酒なんて強くないし今度から気を付けよう……。

「そ、そうだったのか!……モナ、俺は昨日今日の予定について話してたか?」

「うん。今日はお昼までに集まって次の目的地を決めるって言ってたよ……!」

「そうか、ありがとうモナ。」
モナの頭を撫でるフューゼ。

「ふぉぉぉ……!フューゼ、モナこれ好きかも」

「そうか?それならたまにしてあげよう。」
あまり撫でられたりしなかったのか?
反応が可愛いな!

「よし!じゃあ準備するか!モナ。君もくるんだろ?旅の支度整えておいてくれるか?俺は昨日の会議室みたいな所でみんなを待っておくよ。」

「…わかった。また後でね」


部屋をでるフューゼ。


会議室に向かう途中キャラットに出会う。

「あ、おはようございます、フューゼさん。よく眠れましたか?」
にこにこと挨拶をするキャラット。

「あぁ、とても気持ちがよかったよ!メルメルも美味しかったしグリーディアは最高だな!」

「ふふっ、ありがとうございます!……昨日はモナさんと寝ると仰ってましたので大きなベッドの部屋にさせて頂きましたがお楽しみ頂いたようで何よりです」
顔を紅くするキャラット。

「お、お楽しみって俺何かしてたのか?こ、声が聞こえたとか?」

「い、いえ!ドアの前からも声は聞こえませんでしたよ!ただあれだけお酒を飲まれていたのにすごくその…すっきりした表情をされていたので……!」

そういうことか……。
ドアの前って見回りでもしてたのかな?
……まぁいいか、ただキャラットがそんな事を
言ってくるならこっちも少しからかってみるか。

「本当にベッドも食事も最高だったよ。

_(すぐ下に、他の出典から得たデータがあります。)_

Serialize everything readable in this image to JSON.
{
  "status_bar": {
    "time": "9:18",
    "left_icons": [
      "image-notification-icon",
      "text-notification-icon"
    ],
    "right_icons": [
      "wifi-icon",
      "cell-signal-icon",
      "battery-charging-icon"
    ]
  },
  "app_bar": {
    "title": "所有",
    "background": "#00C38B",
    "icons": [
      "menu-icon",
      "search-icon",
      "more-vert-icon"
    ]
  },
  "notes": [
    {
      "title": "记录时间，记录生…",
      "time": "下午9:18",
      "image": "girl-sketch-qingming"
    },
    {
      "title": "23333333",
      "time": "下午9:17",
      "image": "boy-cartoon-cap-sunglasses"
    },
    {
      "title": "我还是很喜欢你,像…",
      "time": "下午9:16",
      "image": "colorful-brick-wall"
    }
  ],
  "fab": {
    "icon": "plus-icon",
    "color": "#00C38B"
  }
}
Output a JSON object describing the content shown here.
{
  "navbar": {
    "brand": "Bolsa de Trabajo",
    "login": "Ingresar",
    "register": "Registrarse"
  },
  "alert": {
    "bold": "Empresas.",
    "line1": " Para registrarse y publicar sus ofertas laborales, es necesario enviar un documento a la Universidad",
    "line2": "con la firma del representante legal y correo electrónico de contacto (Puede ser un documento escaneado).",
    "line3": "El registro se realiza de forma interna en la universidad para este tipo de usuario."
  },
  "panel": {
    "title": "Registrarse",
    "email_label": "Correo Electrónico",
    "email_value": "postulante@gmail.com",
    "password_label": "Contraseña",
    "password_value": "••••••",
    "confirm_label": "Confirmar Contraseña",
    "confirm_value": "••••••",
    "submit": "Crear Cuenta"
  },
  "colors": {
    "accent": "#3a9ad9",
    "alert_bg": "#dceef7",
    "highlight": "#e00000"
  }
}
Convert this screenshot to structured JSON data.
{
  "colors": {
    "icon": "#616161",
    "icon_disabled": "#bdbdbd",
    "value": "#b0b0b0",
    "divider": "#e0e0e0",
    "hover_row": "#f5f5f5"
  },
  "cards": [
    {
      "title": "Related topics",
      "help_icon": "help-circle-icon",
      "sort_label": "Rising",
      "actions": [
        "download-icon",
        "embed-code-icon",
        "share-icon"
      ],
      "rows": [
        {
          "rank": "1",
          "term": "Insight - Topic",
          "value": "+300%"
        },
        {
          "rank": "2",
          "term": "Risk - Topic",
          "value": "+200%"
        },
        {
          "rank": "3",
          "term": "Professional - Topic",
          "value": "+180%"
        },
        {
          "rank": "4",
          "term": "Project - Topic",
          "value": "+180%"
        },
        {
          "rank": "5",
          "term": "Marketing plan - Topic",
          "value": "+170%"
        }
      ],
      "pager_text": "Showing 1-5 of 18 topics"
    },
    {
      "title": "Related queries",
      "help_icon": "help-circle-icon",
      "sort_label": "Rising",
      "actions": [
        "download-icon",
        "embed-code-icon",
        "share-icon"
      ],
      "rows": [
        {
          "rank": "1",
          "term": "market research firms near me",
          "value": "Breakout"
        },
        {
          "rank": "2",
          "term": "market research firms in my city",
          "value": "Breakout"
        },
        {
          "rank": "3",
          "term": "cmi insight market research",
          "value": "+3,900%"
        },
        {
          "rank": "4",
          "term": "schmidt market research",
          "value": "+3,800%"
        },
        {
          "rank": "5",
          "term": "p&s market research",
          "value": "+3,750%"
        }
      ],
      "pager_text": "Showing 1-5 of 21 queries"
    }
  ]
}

ありがとう。ただお楽しみといえばキャラット、君もお楽しみだったんじゃないか?」

「んえっ!?な、何がですか!?」
あからさまに動揺するキャラット。

「いや、何がとは言わないよ?ただ随分とお楽しみだったようだなぁと思ってな?」

顔を紅くしあたふたするキャラット。
「フュ、フューゼさんはあの時確かに寝てたはず …な、なんで?」

な、なんだこの反応は!気になるが……。
さすがにこれ以上は可愛いけど可哀想か……。
「ふふっ、冗談だよ。からかってみただけだ。」

「んぇっ!?じょ、冗談!?」

「…心当たりでもあったのか?」

「……っ!!//な、何も無いですよ!今日は話し合いでしたよね!会議室掃除終わってますよ!み、みなさんのメルメル焼かなきゃ!」
早口でそう言い終わるとぱたぱたと走り去る
キャラット。


……何だか朝からいい物ばかり見てる気がするな。
よし、何だかやる気がこみ上げてきたぞ……!!


どこぞのサキュバスより淫靡な気持ちに満たされ満足した夜王はにやにやしながら会議室へと向かった。